Ярослав позвал Ингигерд посмотреть, как идет строительство. Он очень гордился не столько своими военными успехами, сколько вот этими сооружениями.
– Врагов отбили, пройдет время, и новые найдутся. А вот построим все каменное, даже враги подойдут, не все сожгут или разрушат. – Князь перекрестился, при этом привычно поплевав через левое плечо. Ингигерд чуть улыбнулась, Ярослав истинно верует, но при этом плюет через левое плечо, чтобы не сглазить, и не любит баб с пустыми ведрами и черных кошек.
Князь продолжил:
– Останется что-то после меня внукам да правнукам. А ведь первым это Мстислав понял, когда начал строить каменный Чернигов.

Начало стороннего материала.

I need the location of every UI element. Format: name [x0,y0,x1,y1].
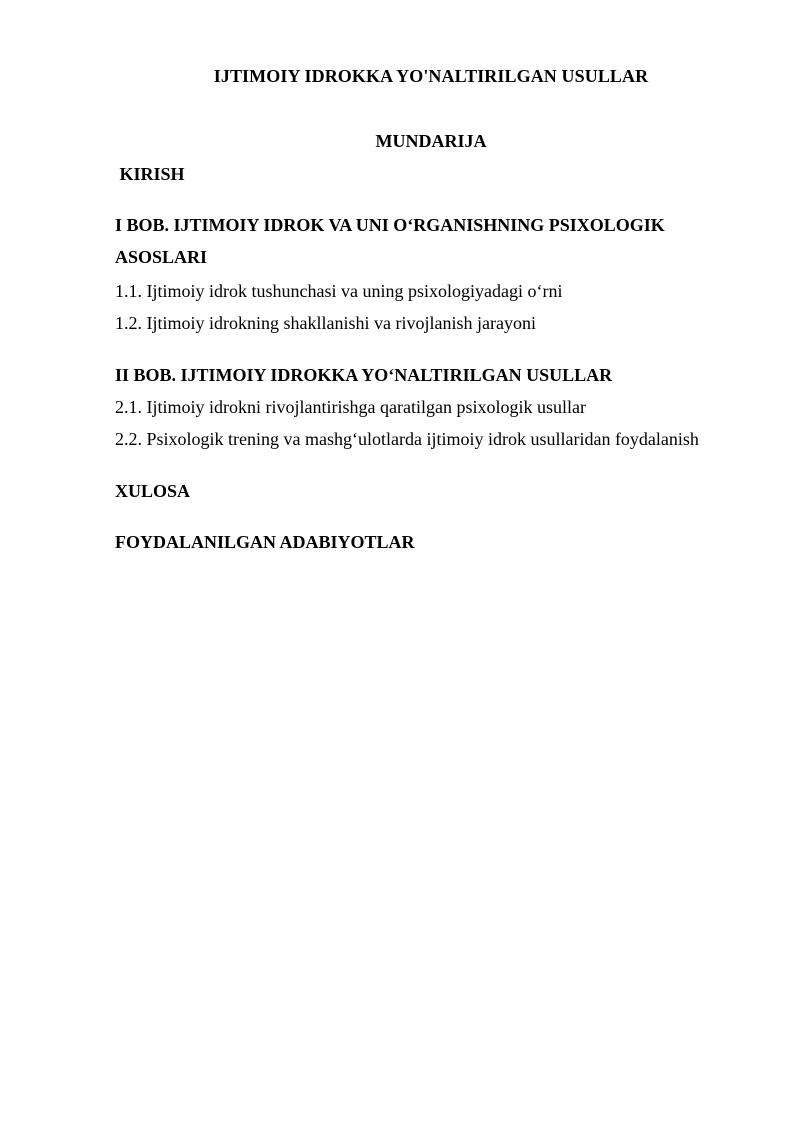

– А я дерево люблю, хотя выросла среди камней.
– Я тоже люблю, но дерево гореть может, сколько раз все горело, а у каменных соборов хоть стены да останутся.
– Ты уже о внуках и правнуках мыслишь?
– Конечно, Владимир и Изяслав совсем взрослые, скоро внуков ждать.
Но они уже подошли к месту, которое хотел показать жене Ярослав. Князь повел рукой вперед:
– Смотри, здесь будет главная улица Киева.
– Да какая же это улица, это же бывший тракт! – рассмеялась княгиня. И как он видит в этом скопище людей, возов, камней, бревен… вообще что-то?
– Был тракт, – рассмеялся Ярослав, – а теперь будет улица! Все улицы сначала были полем, лесом или дорогой.
Прикрыв глаза, Нестор пытался представить себе Киев без Золотых ворот с белоснежной церковью Благовещенья, без Жидовских ворот, со стороны вечернего солнца, или Лядских, которые, напротив, на востоке, без куполов Святой Софии и их Печерской обители, и не мог. Рядом крутился все тот же любопытный служка, заглядывая в глаза:
– А почему Жидовские ворота на западе, а Лядские, подле которых ляхи живут, наоборот, на востоке?
Сначала Нестор даже злился на множество вопросов, советовал взять чье-либо писание да почитать. Но келейник честно признался:
– Слушать всякие истории страсть как люблю, а сам читать – не-е… не мое то. Сызмальства так было, что услышал, в памяти сохраню, а буквицы складывать – куда и ум девается?
Постепенно монах понял, что на келейнике можно проверять написанное: понятно ли, ладно ли. Тот с удовольствием слушал, если было что не так, говорил не стесняясь. Память у него действительно оказалась крепкой, стоило раз услышать, повторять не надо, все помнил. Бывало, делал замечания, мол, это ты уже писал два дня назад, а то и поболее. Нестор проверял – выходило так и есть!
После стал сначала келейнику проговаривать, что написать хотел, а потом брался за перо. Но как только появлялась первая буква, все слова, сказанные келейнику, забывались, и на пергамен ложилось совсем другое. Мысль бежала быстрее писанного, рука за ней не успевала.